What is education for?

What is education for?

Author: Karen Szydlik
First published on open.forum.com.au – 16 November, 2016.

The educational project from Reggio Emilia is neither a model nor a curriculum. What it is though is transformational and inspirational. A visit to the schools will leave educators reflecting and considering “What is education for?” and “Can we in Australia do more for our youngest citizens?”.

In 1991, Newsweek magazine printed a story called “the 10 best schools in the world”. For preschools they chose Reggio Emilia in Italy’s Emilia-Romagna region. With this, the ‘educational project of Reggio Emilia’ became world renowned.

People from everywhere wanted to see these schools* for themselves and as a result in 1994, Reggio Children in Italy was founded. Its role was to organise the pedagogical and cultural exchanges already taking place between Reggio Emilia’s municipal early childhood centres and teachers, academics and researchers from around the world and to promote and defend children’s rights.

Meanwhile in Australia, REAIE was established to provide an opportunity for dialogue amongst Australian educators. It draws on the Reggio Emilia experience as the ongoing catalyst for thinking, research and advocacy. Australian educators have been visiting Reggio Emilia for well over 20 years, and nowadays some of the language and pedagogy we first saw in Reggio Emilia has made its way across the seas to our shores to be found in policy, curriculum documents and practice, though many would not know its origins.

All over Australia groups of like-minded educators meet regularly to discuss the big issues about children’s education: learning and teaching. They talk too about the principles of Reggio Emilia and how they might apply in an Australian context. These conversations are passionate. The educators wonder how to involve families and the community in the children’s learning. They talk about advocacy; they talk about the challenges of balancing rules and regulations with a passion for teaching and the learning of our youngest citizens. In Reggio Emilia the pedagogues talk about young children as children with rights now, children as citizens in the present and schools as places for democratic life.

This causes us to pause and consider, do our children have rights now? Do we treat them as citizens in the present? Are our schools places of democratic life?

To understand a little more about this inspirational approach, it is perhaps important to understand its beginnings. The first school was built amid the ruins of the Second World War. The area itself is a prosperous part of Italy with a proud history. The first teacher was Loris Malaguzzi (1920-1994). His writings are numerous, his influence very evident in Reggio Emilia today. The schools are supported by the city of Reggio Emilia. They see education as an investment in the city. They value democracy and participation.
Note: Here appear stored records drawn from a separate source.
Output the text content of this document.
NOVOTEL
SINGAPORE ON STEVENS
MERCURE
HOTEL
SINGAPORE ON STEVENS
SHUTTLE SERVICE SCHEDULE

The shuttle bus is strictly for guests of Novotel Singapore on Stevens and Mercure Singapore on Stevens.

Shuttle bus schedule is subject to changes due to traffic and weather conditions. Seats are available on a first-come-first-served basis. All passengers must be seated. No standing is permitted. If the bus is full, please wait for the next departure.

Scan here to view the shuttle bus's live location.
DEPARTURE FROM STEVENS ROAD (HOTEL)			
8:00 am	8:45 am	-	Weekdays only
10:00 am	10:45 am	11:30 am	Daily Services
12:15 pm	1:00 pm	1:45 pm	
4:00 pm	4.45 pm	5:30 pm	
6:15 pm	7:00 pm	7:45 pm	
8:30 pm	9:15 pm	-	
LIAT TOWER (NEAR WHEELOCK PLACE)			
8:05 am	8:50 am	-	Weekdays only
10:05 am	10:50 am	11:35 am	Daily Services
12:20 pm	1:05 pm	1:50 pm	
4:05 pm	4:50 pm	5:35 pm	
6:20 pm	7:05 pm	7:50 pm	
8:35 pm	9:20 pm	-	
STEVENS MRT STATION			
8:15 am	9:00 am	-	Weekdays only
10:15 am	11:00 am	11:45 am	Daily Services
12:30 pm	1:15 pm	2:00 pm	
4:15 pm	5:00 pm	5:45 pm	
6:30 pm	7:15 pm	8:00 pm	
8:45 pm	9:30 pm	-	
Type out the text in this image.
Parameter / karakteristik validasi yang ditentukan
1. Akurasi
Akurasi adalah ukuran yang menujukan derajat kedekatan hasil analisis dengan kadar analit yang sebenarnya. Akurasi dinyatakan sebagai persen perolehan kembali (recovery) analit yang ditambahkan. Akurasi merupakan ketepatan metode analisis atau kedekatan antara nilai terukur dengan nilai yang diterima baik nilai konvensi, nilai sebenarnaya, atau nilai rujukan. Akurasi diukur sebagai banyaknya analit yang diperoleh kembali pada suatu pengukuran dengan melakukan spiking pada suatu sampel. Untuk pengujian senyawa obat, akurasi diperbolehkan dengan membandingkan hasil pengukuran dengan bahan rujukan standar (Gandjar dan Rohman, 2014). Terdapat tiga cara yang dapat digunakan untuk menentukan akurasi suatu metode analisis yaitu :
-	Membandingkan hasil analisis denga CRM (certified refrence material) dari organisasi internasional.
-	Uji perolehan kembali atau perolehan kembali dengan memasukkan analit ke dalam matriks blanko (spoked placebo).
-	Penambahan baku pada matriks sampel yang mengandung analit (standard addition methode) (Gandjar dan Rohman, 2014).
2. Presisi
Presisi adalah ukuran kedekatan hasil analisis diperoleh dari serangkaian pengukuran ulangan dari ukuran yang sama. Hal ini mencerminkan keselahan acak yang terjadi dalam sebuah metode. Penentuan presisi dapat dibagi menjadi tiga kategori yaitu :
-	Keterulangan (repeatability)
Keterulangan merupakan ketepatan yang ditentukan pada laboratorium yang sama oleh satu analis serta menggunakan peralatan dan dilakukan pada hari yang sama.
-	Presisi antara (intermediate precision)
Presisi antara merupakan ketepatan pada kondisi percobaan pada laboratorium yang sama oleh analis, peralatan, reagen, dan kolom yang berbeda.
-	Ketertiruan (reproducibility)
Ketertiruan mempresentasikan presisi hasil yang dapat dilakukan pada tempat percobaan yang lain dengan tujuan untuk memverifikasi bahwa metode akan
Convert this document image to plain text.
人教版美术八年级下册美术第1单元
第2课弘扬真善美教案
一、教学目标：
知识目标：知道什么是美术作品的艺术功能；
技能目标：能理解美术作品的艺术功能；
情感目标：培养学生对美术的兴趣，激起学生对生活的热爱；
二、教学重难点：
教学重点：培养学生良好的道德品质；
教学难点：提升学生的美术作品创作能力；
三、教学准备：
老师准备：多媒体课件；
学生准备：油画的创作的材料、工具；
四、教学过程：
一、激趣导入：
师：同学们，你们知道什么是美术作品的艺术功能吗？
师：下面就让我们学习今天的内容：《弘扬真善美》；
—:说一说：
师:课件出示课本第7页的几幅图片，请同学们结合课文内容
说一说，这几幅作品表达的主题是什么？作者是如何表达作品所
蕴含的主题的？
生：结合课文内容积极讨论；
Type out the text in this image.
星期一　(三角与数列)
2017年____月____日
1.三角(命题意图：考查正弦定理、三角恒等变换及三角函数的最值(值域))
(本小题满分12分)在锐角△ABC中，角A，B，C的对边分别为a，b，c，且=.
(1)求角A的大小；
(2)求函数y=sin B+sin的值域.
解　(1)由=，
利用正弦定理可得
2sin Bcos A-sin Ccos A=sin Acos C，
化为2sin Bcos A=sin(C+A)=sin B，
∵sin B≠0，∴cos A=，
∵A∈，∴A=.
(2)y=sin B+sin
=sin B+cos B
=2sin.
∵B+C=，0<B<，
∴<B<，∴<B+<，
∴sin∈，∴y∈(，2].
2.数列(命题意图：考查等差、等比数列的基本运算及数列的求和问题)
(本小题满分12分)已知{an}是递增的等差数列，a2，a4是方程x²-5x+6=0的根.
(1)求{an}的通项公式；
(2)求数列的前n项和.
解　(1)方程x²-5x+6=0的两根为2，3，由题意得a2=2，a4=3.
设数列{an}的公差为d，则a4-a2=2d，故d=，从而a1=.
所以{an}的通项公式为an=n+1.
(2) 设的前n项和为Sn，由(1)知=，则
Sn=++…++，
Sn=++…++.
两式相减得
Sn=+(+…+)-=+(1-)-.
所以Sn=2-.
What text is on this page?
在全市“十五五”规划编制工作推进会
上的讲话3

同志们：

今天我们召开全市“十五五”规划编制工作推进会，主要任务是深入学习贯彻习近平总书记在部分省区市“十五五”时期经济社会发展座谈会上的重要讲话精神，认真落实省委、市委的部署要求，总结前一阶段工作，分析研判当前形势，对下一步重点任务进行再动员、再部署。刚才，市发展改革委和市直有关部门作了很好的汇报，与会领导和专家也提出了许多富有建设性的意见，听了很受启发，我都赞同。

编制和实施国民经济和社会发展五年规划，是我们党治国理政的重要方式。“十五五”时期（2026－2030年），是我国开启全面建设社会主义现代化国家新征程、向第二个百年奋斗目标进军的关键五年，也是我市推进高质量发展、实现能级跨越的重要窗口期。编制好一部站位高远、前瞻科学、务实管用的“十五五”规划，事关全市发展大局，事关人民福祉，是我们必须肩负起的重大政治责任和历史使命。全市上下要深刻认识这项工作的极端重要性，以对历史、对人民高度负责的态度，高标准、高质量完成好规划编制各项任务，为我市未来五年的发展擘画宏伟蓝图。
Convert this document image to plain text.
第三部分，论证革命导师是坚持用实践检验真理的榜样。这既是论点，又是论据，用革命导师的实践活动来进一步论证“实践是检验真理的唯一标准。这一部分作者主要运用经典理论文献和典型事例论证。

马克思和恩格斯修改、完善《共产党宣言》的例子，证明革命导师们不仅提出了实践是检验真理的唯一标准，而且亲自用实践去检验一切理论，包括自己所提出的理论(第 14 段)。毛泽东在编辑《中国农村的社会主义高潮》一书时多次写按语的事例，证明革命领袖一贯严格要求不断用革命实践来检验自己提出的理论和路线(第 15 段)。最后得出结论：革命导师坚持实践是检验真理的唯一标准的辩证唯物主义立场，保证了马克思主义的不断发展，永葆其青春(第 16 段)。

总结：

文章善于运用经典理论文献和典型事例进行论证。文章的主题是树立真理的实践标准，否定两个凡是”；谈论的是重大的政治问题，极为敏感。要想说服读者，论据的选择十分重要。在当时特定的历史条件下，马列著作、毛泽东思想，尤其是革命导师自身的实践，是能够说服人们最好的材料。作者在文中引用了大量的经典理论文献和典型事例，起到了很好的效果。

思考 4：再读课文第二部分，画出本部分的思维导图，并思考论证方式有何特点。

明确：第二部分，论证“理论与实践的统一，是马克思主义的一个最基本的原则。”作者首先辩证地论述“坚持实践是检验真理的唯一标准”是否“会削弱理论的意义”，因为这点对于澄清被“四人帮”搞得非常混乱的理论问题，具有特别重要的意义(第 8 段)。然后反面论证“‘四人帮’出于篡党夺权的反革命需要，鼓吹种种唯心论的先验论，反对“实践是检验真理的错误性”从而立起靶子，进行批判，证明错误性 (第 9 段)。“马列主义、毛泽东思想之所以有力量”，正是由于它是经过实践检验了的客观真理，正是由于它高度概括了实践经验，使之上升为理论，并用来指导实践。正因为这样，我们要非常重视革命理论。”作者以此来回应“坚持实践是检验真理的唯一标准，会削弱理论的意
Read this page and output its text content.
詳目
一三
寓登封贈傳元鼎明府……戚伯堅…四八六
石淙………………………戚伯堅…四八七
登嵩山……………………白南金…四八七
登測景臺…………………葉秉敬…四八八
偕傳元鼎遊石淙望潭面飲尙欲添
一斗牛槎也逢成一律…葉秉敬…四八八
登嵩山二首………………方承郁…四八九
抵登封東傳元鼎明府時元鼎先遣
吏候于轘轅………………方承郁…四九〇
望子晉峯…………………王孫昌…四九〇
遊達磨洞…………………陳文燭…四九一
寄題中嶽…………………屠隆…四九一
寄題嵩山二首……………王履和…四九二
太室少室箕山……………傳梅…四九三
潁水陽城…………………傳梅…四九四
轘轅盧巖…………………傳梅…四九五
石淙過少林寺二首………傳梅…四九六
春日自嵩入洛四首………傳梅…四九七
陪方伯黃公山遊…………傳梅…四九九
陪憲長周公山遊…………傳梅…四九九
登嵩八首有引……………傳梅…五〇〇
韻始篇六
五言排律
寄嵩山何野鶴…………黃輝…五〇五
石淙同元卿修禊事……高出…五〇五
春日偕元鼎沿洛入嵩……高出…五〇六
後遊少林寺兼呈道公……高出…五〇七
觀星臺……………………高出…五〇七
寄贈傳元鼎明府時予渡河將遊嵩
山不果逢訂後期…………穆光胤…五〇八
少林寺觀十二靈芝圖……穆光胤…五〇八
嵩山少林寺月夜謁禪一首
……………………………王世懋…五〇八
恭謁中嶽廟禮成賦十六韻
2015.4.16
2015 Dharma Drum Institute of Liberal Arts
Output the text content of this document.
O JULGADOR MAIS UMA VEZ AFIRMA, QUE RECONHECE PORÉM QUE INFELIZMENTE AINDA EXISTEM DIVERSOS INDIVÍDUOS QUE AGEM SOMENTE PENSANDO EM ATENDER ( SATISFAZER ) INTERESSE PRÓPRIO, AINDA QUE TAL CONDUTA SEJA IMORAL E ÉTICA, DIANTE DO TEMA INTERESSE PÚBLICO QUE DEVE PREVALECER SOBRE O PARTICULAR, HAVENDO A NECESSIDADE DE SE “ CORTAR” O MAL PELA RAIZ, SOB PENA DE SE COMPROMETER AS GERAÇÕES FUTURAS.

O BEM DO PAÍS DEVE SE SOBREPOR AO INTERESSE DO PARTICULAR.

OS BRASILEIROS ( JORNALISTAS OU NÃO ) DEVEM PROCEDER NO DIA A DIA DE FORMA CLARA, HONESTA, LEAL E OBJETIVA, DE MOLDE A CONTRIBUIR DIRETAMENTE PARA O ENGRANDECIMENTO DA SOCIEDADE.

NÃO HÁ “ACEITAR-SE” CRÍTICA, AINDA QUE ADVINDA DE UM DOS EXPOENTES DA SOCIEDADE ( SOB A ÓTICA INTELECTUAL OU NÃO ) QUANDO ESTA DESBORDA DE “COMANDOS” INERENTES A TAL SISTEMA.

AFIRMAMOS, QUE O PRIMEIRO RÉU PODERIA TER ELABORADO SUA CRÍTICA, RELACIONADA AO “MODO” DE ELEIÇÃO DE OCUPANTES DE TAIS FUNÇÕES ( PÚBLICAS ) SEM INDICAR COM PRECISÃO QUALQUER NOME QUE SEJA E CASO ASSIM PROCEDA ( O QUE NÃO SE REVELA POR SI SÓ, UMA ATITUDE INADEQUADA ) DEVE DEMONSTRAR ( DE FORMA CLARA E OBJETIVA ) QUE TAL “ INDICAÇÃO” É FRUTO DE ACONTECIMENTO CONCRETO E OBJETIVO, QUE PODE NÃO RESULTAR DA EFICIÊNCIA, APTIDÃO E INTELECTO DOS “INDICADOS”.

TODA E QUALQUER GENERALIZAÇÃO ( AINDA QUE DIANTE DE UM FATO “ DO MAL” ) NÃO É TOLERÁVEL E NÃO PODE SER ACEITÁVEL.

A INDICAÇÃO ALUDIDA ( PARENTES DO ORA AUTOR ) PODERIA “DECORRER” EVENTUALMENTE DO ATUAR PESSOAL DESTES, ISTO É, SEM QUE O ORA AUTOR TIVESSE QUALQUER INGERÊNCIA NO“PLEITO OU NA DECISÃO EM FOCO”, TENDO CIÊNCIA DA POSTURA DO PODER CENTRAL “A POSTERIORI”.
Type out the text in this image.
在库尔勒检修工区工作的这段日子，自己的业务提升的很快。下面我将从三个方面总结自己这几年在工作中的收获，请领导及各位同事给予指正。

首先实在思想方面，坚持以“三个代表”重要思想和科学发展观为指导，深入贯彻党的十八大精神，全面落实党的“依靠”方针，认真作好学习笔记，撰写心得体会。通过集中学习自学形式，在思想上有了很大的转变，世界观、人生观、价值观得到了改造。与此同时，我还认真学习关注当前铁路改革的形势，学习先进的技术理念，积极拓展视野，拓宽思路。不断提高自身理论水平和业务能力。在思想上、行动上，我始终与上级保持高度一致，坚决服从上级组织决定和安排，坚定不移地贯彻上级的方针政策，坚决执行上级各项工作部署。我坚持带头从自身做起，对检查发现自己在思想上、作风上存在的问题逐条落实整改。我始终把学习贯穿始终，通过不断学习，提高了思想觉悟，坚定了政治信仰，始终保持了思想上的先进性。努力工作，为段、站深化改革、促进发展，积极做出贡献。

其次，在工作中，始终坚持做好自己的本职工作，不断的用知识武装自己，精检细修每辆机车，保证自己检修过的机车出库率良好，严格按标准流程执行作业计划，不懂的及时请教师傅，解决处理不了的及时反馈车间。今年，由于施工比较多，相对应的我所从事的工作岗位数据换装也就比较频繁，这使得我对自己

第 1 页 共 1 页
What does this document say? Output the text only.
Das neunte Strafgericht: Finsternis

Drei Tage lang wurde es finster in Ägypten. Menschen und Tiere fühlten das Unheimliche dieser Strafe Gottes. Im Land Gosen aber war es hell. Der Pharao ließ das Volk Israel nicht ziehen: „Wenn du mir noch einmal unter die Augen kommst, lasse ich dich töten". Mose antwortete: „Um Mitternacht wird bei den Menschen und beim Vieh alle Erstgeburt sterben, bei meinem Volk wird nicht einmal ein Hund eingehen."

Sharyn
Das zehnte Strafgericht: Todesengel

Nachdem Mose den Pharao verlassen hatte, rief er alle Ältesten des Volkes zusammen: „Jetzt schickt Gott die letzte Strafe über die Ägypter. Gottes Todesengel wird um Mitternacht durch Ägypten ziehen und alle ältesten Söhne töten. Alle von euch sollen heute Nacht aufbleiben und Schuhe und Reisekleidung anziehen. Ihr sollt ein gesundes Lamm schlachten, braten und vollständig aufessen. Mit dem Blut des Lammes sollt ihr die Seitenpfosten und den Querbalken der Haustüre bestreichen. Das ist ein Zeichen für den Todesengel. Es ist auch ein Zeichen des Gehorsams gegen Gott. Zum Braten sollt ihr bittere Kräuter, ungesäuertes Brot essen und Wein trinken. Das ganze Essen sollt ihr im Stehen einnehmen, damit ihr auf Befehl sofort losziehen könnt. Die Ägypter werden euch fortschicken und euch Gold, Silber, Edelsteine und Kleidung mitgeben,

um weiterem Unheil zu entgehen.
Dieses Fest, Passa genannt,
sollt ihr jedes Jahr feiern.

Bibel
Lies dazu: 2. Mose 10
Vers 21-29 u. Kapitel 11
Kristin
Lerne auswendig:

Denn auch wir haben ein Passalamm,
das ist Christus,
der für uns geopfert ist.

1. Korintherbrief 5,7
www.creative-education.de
With the extraordinary interest from the outside world, the schools in Reggio Emilia continually reflect on and disseminate how they have come to be. What is evident is that theirs is a dynamic approach. It is responsive to new technologies, to contemporary theories, to the changing cultural landscape and to the teachers’ educational research which occurs on a daily basis inside the walls of each school. They have found ways to make the children’s thinking and theorising visible, not only for the children, the families and their immediate community to see, but for the whole world; thus being advocates for the vast potential of all children. They value the uniqueness of every child. They value their thoughts, their wonderings and their questions. They seek to draw out knowledge from the children and they find myriad ways to support the child to express and represent these thoughts, feelings and ideas.

Loris Malaguzzi created a metaphor for children’s diverse ways of listening, thinking and expressing, in a poem called “No way. The hundred is there.” He called them the 100 languages. He said the schools and culture steal 99 of these and “separate the head from the body.” It is this language and thinking, coupled with the realities of what we see in the schools of Reggio Emilia, which I think ignites passion in educators in Australia and perhaps in this time of homoginisation gives us hope that there are also 100 languages in teaching.

*In Reggio Emilia the infant and toddler centres (3 months to 3 years) and preschools (3years  to 6 years) are referred to as schools in the literature.

Whilst Karen Szydlik is the Professional Learning Coordinator at REAIE, some of this article is an expression of her own interpretations about the educational approach from Reggio Emilia.